The second thing that bothers me is that autologon is enabled and lastlogon is preserved.  Autologon allows a web page to remember the last user.  If this is enabled, the next person to use the system is presented with the username of the previous user and only needs to guess a password to gain access.  Even if you do not check ‘Remember me’, simply clicking on the Email Address field will reveal a list of entries that includes the username of the last user.  It’s a poor practice to use an email address as the userid.  Chances are the the email and Infosnap accounts share the same password, so a breach of one is a breach of both.  In other words, both accounts are protected by the lowest level of security.  The password requirement is for six characters.  123456 and password are both valid passwords.

Assuming we want to put our children’s PII on the internet, a better registration process would have looked like this…

  1. automated call to parents alerting them to the mailing of the InfoSnap letter
    • including a four digit PIN which combined with a mailed snapcode would provide first access to the system
    • warning them to contact the school if the letter was not received by a certain date
  2. registration process challenging parents for evidence of eligibility for access (dob of child, homeroom of child)
  3. userid which is not an email address
  4. no option to save userid on computer
  5. no caching of userid values
  6. strong password requirement

We should protect our kids at least as well as we protect out debit cards.

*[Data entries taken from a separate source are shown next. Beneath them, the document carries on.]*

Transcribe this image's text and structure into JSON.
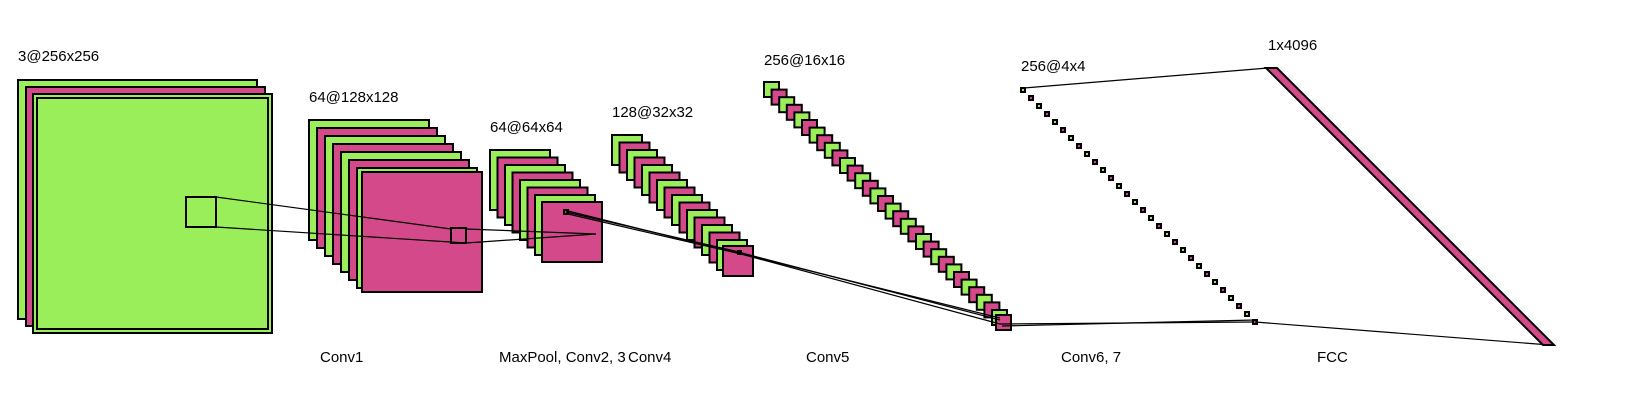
{
  "colors": {
    "green": "#99ee5a",
    "pink": "#d4498a",
    "stroke": "#000000"
  },
  "layers": [
    {
      "id": "input",
      "label": "3@256x256"
    },
    {
      "id": "conv1",
      "label": "64@128x128"
    },
    {
      "id": "conv2",
      "label": "64@64x64"
    },
    {
      "id": "conv4",
      "label": "128@32x32"
    },
    {
      "id": "conv5",
      "label": "256@16x16"
    },
    {
      "id": "conv6",
      "label": "256@4x4"
    },
    {
      "id": "fcc",
      "label": "1x4096"
    }
  ],
  "stages": [
    {
      "id": "conv1",
      "label": "Conv1"
    },
    {
      "id": "maxpool",
      "label": "MaxPool, Conv2, 3"
    },
    {
      "id": "conv4",
      "label": "Conv4"
    },
    {
      "id": "conv5",
      "label": "Conv5"
    },
    {
      "id": "conv6",
      "label": "Conv6, 7"
    },
    {
      "id": "fcc",
      "label": "FCC"
    }
  ]
}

Let’s talk about the data TRSD is putting at risk.  As far as I am concerned, none of the following are required to educate a child.  Putting this information at risk is unnecessary and therefore not allowed…

  • Child’s Place of Birth
  • Primary Language
  • Student’s Mailing Address (if different from parent)
  • Does father reside at address of student
  • Does mother reside at address of student
  • Parents’ Employer/Occupation
  • Employer Address
  • Parent/Guardian’s Primary Language
  • Unenrolled Children Living at Address of Student (with their PII)
  • Student’s Physician
  • Student’s Dentist
  • Medicaid Coverage
  • Private Insurance Coverage
  • List of Prescription Medications
  • Medical Conditions
  • Physician for ‘Special Medical Conditions’
  • Special Medical Conditions
  • Contact Information for ‘At Least’ Two Neighbors or Relatives (with their PII)

What should you permit the school to store on InfoSnap?  Nothing.  What little information is required to facilitate the education of a child should be stored in a locked room accessed only by trained and trusted custodians.

The last page of the registration process is an electronic signature with no specific purpose…

The electronic signature below and its related fields are treated by Timberlane Regional School District like a handwritten signature on a paper form.

I assume this somehow acknowledges that acceptance of risk, but that is not stated and I would not sign a blank form for anyone.

Finally, the database was pre-populated, so too much information was put at risk without parental oversight.